Training is vital, but often overlooked as growth happens quickly and sometimes painfully!

This same type of rapid growth through mergers, acquisition or even luck can lead to the same type of friction between “get it done NOW” and “teach them how to do it the right way.”

And while it’s important, according to many CMO’s as polled in Gartner’s 2018-19 Spend Survey, to track metrics like “awareness,” it’s also vital to actually deliver on the experience promised in all those marketing campaigns.

Growth Actually Demands More Training

Training at this critical point in the company’s trajectory can be the difference between delivering OK experiences and great ones — which in the Experience Economy is the difference between keeping your customers and losing them to a competitor.

Are you ready to grow successfully by training your teams (leaders included) on customer experience?

Here are three areas where growth demands a commitment to continuous learning:

  1. Growth means more employees need the WHY of your brand, not just the HOW.

All your employees need to understand what you’re promising customers, and what you’ve committed to delivering for them in their experience.
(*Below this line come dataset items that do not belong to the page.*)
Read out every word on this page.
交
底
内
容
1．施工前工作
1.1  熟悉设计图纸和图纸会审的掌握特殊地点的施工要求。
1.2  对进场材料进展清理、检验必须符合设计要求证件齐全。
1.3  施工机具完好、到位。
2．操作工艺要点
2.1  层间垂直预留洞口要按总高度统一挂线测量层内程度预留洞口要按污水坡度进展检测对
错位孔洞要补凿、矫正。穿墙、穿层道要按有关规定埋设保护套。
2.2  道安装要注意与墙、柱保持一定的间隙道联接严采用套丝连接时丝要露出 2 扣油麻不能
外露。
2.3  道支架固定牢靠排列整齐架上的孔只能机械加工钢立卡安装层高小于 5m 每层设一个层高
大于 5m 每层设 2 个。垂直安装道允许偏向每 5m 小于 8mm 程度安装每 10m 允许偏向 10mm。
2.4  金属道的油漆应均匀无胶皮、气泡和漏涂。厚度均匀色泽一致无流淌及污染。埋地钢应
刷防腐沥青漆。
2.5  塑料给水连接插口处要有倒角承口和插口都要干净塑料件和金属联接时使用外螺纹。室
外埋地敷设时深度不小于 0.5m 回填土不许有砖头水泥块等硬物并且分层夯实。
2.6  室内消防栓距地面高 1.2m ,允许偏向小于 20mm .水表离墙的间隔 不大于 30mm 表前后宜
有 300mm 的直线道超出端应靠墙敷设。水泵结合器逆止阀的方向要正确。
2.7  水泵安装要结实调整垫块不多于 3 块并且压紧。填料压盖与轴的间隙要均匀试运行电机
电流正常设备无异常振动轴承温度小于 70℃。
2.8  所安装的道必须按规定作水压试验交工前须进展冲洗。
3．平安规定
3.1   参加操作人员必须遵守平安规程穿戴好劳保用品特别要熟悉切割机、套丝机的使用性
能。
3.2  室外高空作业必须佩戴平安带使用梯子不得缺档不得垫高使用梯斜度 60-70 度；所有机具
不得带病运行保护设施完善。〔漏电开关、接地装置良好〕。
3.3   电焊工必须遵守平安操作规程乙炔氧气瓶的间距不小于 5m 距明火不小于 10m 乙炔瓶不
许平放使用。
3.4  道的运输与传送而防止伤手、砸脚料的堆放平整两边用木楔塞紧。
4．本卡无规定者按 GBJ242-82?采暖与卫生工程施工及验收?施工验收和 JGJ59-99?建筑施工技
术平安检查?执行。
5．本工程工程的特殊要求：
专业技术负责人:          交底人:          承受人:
I call this a Customer Experience Mission, but it should include the reason customers are buying your products, not just about the products themselves. For example, for a sporting goods brand, it might be about helping customers get outside more often. It’s not about the hiking boots and fishing poles, but what they are doing once they buy those products.

Train to your mission not once, but all the time. Help each person in your organization connect their daily tasks with a bigger mission. Communicate this early AND often. Introduce mini lessons to keep your employees mindful of the experience you’re aiming to deliver. Your CX Mission should lead the way to help with better design and decisions on behalf of your customers. But you have to educate about this. It doesn’t happen by osmosis.

During growth periods, it can be easy to overlook just how vital this is, but that’s exactly when it’s necessary to be crystal clear on your customer experience!

  1. Growth can be bumpy, so look for your superstars and train to their solutions.

There are superstars in every organization focused on creating great experiences for customers. They create their own workarounds to bad processes, go above and beyond to take on some of the effort for customers, and have unique little ways to deliver delight.

They are usually doing this on their own, and some team members around them get the benefit of learning these techniques, but most of your employees don’t have access to them.

Create ways for peers to recognize these overachievers, and then find out what behaviors and actions are actually creating those great moments for customers. Design training to scale those individual best practices!

Training on these best practices during growth also leads to ways to find MORE ways to apply those best practices throughout your organization.

  1. Processes are well-intentioned, but often outgrown.

Growth in any organization is an evolution. As more customers and employees enter the mix, more processes and standards are created. While these processes might be well-intentioned and even work great for a while, growth can also highlight when they don’t scale as well as we’d like them to.

Innovation is needed throughout the organization to create better systems. But if we introduce a new process that impacts the customer experience in one area and don’t discuss it or even know what’s happening in another part of the customer journey, it can create lots of issues, both internally and for the customers we’re serving.

Training around customer experience understanding and strategies can help your leaders connect the dots throughout the customer’s whole journey. Customer journey mapping techniques and service blueprinting skills can help siloed leaders to understand what’s happening.

Your customers want you to deliver what experience you promise. Customers will defect and let others know how you’ve disappointed them if you aren’t keeping up with those demands during growth. Make efforts to educate not just about the processes, but the promises. Great customer experiences don’t happen by magic. They require thoughtful training and proactively guiding the right way to change.